Hi Rowan,

I'd be likely to treat it similarly to
> the Linux OOM killer: if it was ever actually invoked, I would be
> investigating how to fix my application.
>

I think this is mostly not about application-level, rather than
infrastructure-level issues, at least
according to our use-cases. For example, if your application is under heavy
DOS attack, or there are
other kind of network connection problems, then your service(s) may
experience slow database/cache/API
response times. It is also possible that a 3rd party API you depend on
faces such issues. All these scenarios
could severely harm the availability of your application, unless you have a
hard, wall-clock time based
timeout as a way to short-circuit too slow responses. So we are not talking
about application (design) issues
only, like the n+1 query problem.

If the remote system responded very slowly, that loop might take many
> times the expected duration. If we simply kill the process when a fixed
> wall time has elapsed, we're very likely to create an order on the
> remote system, but exit without saving its reference. It is however easy
> to see where in that loop we could safely call a routine like
> throw_exception_if_time_limit_reached().

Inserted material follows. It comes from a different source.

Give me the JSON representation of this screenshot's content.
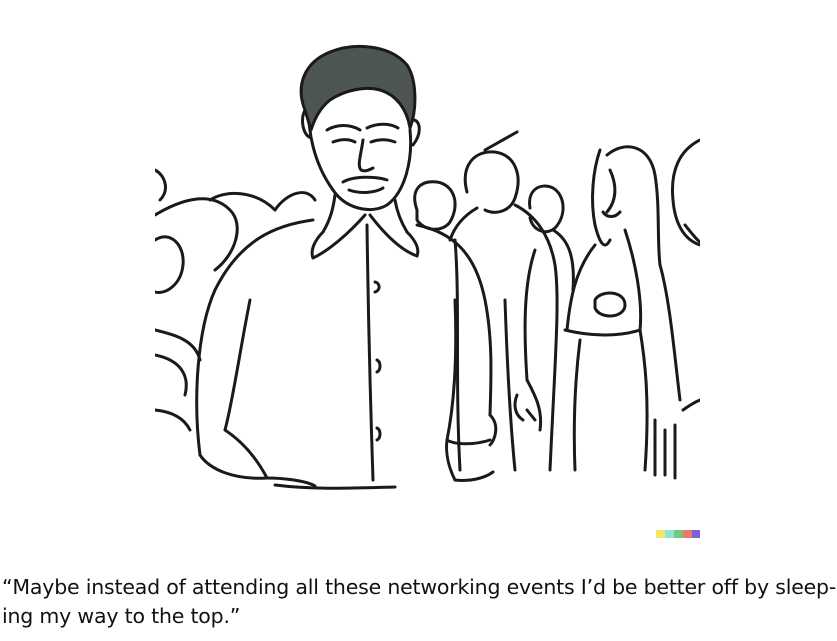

In my opinion, if the proposed ini setting causes consistency issues for an
application, then they are already
vulnerable to other factors which can make their application halt execution
at random places: fatal errors, power outages,
etc. I think developers of distributed systems should be aware of this -
and I think they usually are, let's just take the CAP theorem -,
so they have to accept and consider these risks. Please also note that
"max_execution_time" already measures wall-time on a
few platforms, so we already have precedence for the proposed behavior.


> If rather than placing orders, the loop was just gathering search
> results, killing the process would be less dangerous, but cleanly
> exiting would still be preferable, because we could return a warning and
> partial results, rather than a 500 error.
>

If returning a 50x response with a custom message is a requirement, then
sure, developers can just ignore the new ini setting.
Although, i.e. apache and nginx already allow custom error pages, and I
think that should just be good enough for most use-cases.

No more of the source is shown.